Interest Rate Calculator

APR vs APY

APR
Annual Percentage Rate - the base rate without compounding
APY
Annual Percentage Yield - the effective rate with compounding
Formula
APY = (1 + APR/n)^n - 1

Understanding Interest Rates

APR vs APY: What's the Difference?

Understanding the difference between APR and APY is crucial for comparing financial products. Banks often advertise APY for savings accounts (higher number looks better) and APR for loans (lower number looks better).

APR (Annual Percentage Rate)

  • The simple annual interest rate
  • Does not account for compounding
  • Used for loans and credit cards
  • Required by law for loan disclosures
  • Makes loan costs appear lower

APY (Annual Percentage Yield)

  • The effective annual rate
  • Includes the effect of compounding
  • Used for savings and investments
  • Shows actual annual return
  • Always higher than APR (if compounded)

APR to APY Conversion

APY = (1 + APR/n)^n - 1

Where n = number of compounding periods per year

APRAPY (Monthly)APY (Daily)Difference
3%3.042%3.045%+0.045%
5%5.116%5.127%+0.127%
10%10.471%10.516%+0.516%
20%21.939%22.134%+2.134%

Finding the Required Interest Rate

Sometimes you need to find what interest rate is required to reach a financial goal. The formula to find the rate is:

r = n × ((FV/PV)^(1/(n×t)) - 1)

Where: FV = Future Value, PV = Present Value, n = compounds/year, t = years

Practical Examples

Example 1: Finding Required Rate

You have $10,000 and want $20,000 in 10 years. What rate do you need?

r = 12 × (($20,000/$10,000)^(1/(12×10)) - 1) = 6.93% APR (7.17% APY)

Example 2: Comparing Savings Accounts

Bank A offers 4.5% APR compounded monthly. Bank B offers 4.45% APR compounded daily. Which is better?

Bank A APY: 4.594% | Bank B APY: 4.548% = Bank A wins by 0.046%

Why This Matters

For Savers

Always compare APY, not APR, when choosing savings accounts. A higher compounding frequency can make a lower APR account actually better.

For Borrowers

Credit card companies quote APR, but you actually pay APY. A 20% APR credit card costs 21.9% annually when compounded monthly - almost 2% more!

Key Takeaway

The higher the interest rate and the more frequent the compounding, the bigger the difference between APR and APY. This difference can significantly impact your savings growth or loan costs over time. Always calculate or compare APY for an apples-to-apples comparison.

Frequently Asked Questions

What is the difference between APR and APY?

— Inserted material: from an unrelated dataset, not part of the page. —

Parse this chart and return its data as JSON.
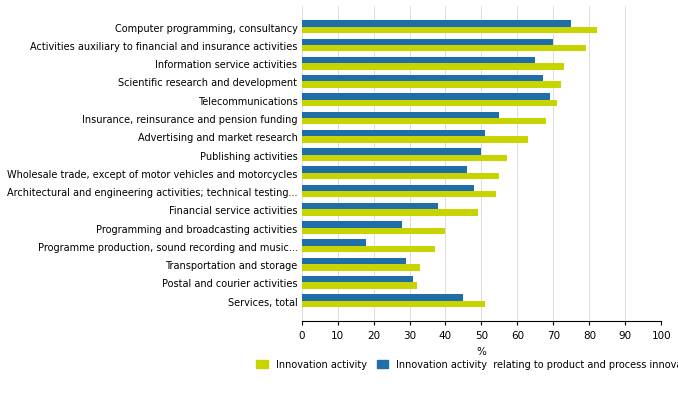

APR (Annual Percentage Rate) is the simple annual interest rate without compounding. APY (Annual Percentage Yield) is the effective rate including compound interest. APY is always higher than APR when interest compounds. For example, 5% APR compounded monthly equals 5.12% APY. Always compare APY for accurate comparisons.

How do I convert APR to APY?

Use the formula: APY = (1 + APR/n)^n - 1, where n is the number of compounding periods per year. For 5% APR compounded monthly: APY = (1 + 0.05/12)^12 - 1 = 5.116%. The more frequently interest compounds, the higher the APY relative to APR.

Why do banks advertise APY for savings but APR for loans?

Banks want to make their products look attractive. APY is higher than APR, so advertising APY makes savings accounts look better. APR is lower than APY, so advertising APR makes loans look cheaper. By law, APR must be disclosed for loans, but the APY is what you actually pay. Always calculate the true cost.

How do I find what interest rate I need to reach a goal?

Use the rate formula: r = n x ((FV/PV)^(1/(n x t)) - 1), where FV is future value, PV is present value, n is compounds per year, and t is years. For example, to double $10,000 to $20,000 in 10 years with monthly compounding, you'd need about 6.9% APR (7.17% APY).